Lo stesso che le restò cucito addosso per anni, anche dopo aver chiuso con quella vita di fatica.

I suoi capelli. Per assonanza di immagini, feci un passo in avanti verso la bara e glieli osservai.

Sembravano cotonati e di un grigio più scuro rispetto all’ultima volta in cui la vidi, quasi giallognoli sulle punte, più o meno della stessa sfumatura che l’incarnato aveva preso  alla morte.

Indietreggiai  per rioccupare la stessa posizione che avevo lasciato accanto al muro.

A distanza di anni il ricordo che  più mi lega a lei ruota attorno ai capelli, ai miei e  soprattutto alle trecce.

Per un riflesso condizionato mi sfiorai le tempie con i polpastrelli della mano destra.

Da bambina avevo lunghi capelli, leggermente ondulati che mi accarezzavano la schiena, e che raramente  raccoglievo  in una coda: mi piacevano sciolti, liberi, morbidi al tatto e fluttuanti nelle mie corse nei campi. Di quella chioma andavo fiera.

“Ma non ti danno fastidio quei capelli? Perché non li leghi?” Mi chiedeva tutte le volte che mi vedeva. Nei suoi rari momenti liberi, più o meno nel primo pomeriggio, scendeva  per una visita veloce a me a mia nonna, per sincerarsi sulle sue condizioni o per aiutarla in qualche faccenda. Spesso si sedeva sui gradini di casa a snocciolare aneddoti e curiosità e quello era il momento che più temevo, poiché in uno slancio da donna verosimilmente premurosa, o da zia amorevolmente attenta, si improvvisava parrucchiera decisa a regalarmi una pettinatura più comoda e adatta a me.

Nel suo immaginario i capelli sciolti che coprivano in parte il volto e che a volte oscuravano gli occhi impedendo una chiara visuale delle cose,  erano simbolo di frivolezza, concetto che mal si accordava con il suo stile di vita francescano, privo di orpelli e smancerie.

“Dai, vieni qua che ti sistemo i capelli”, diceva prendendo l’occorrente e chiamandomi a sé.

Tant’è che posizionatami fra le sue ginocchia iniziava l’opera lisciandomi a lungo e con forza i capelli con una spazzola di metallo dai denti rigidi che solcavano la cute facendola arrossire; poi, separava la chioma in due parti tenendo come linea di demarcazione un’ipotetica riga divisoria che attraversava la testa in verticale ed iniziava ad imbastire le trecce.

Ogni tanto stringevo i denti quando la presa si faceva più dura.

“Ahi”, ogni tanto lamentavo perché mia zia, cui la delicatezza era sconosciuta, non prendeva i capelli in modo lieve, come invece faceva mia nonna, ma li tirava energicamente, soprattutto alle tempie, tanto che i miei occhi assumevano un taglio dalle sembianze a dir poco orientali.

“Uh, che frigna“ commentava, continuando imperterrita e fiera  la sua acconciatura  che terminava avvolgendo le punte con due elastici.

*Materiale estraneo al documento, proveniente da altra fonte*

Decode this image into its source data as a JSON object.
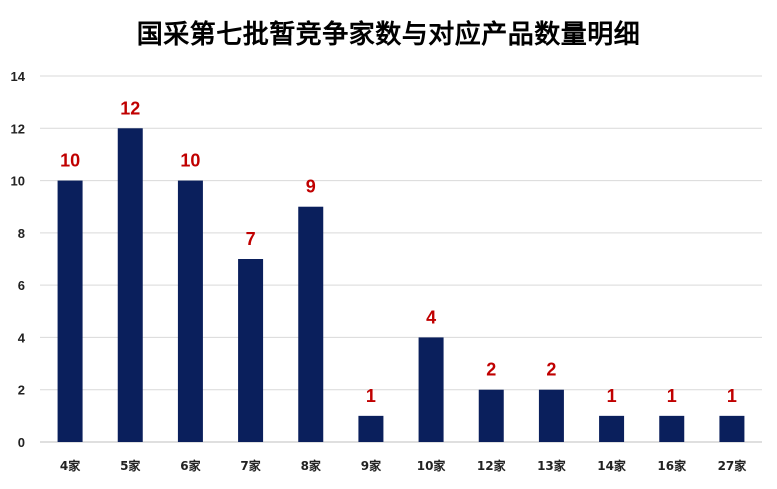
{
  "chart_data": {
    "type": "bar",
    "title": "国采第七批暂竞争家数与对应产品数量明细",
    "xlabel": "",
    "ylabel": "",
    "categories": [
      "4家",
      "5家",
      "6家",
      "7家",
      "8家",
      "9家",
      "10家",
      "12家",
      "13家",
      "14家",
      "16家",
      "27家"
    ],
    "values": [
      10,
      12,
      10,
      7,
      9,
      1,
      4,
      2,
      2,
      1,
      1,
      1
    ],
    "ylim": [
      0,
      14
    ],
    "yticks": [
      0,
      2,
      4,
      6,
      8,
      10,
      12,
      14
    ],
    "grid": true,
    "legend": "none",
    "colors": {
      "bar": "#0a1f5c",
      "data_label": "#c00000",
      "grid": "#d9d9d9"
    }
  }
}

Il risultato erano due trecce lunghe e rigide che poggiavano su una nuca indolenzita ed uno sguardo   accigliato da cinesina.

Di sottecchi guardavo mia nonna cercando un’alleata alla mia sofferenza, ma Lei, presa tra l’incudine ed il martello, saggiamente taceva ed amorevolmente mi capiva.

“E’ una brava donna, lo sai; non è abituata alle femmine; è circondata da uomini”, la giustificava Lei, quando già la zia aveva preso il sentiero di casa.

Resistevo stoicamente poche ore a quel dolore alle tempie e agli zigomi, che  mi impediva di muovere i muscoli facciali e mi costringeva ad una espressione fissa con gli occhi tenuti sbarrati; poi con slancio liberatorio scioglievo i capelli e mi riappropriavo della mia identità sbarazzina.

Ho impiegato un po’ di tempo a vedere quella sua gestualità sotto un’altra luce, a riconoscere  nella sua praticità un adeguamento ad uno stile di vita che non aveva scelto, ma che le era stato imposto, a scalfire la sua ruvidezza per portare in superficie la sua vera natura intrisa di abnegazione al lavoro e semplicità contadina, a considerare i suoi modi, talora bruschi, sinceri insegnamenti.

“L’eterno riposo dona a Lei Signore e risplenda…” Nella  peregrinazione a ritroso nel mio e nel suo passato, mi ero persa buona parte dell’omelia del prete che era  giunto quasi alla conclusione del rito funebre; terminate le preghiere, chiuse il breviario, reclinò il capo per qualche secondo in una apparente comunione spirituale con il defunto, poi ripresosi, benedisse  la salma  ed i presenti elargendo a destra e a manca  un’abbondante spruzzata d’incenso.

Mi feci il segno della croce e la salutai lanciandole l’ultimo sguardo da lontano.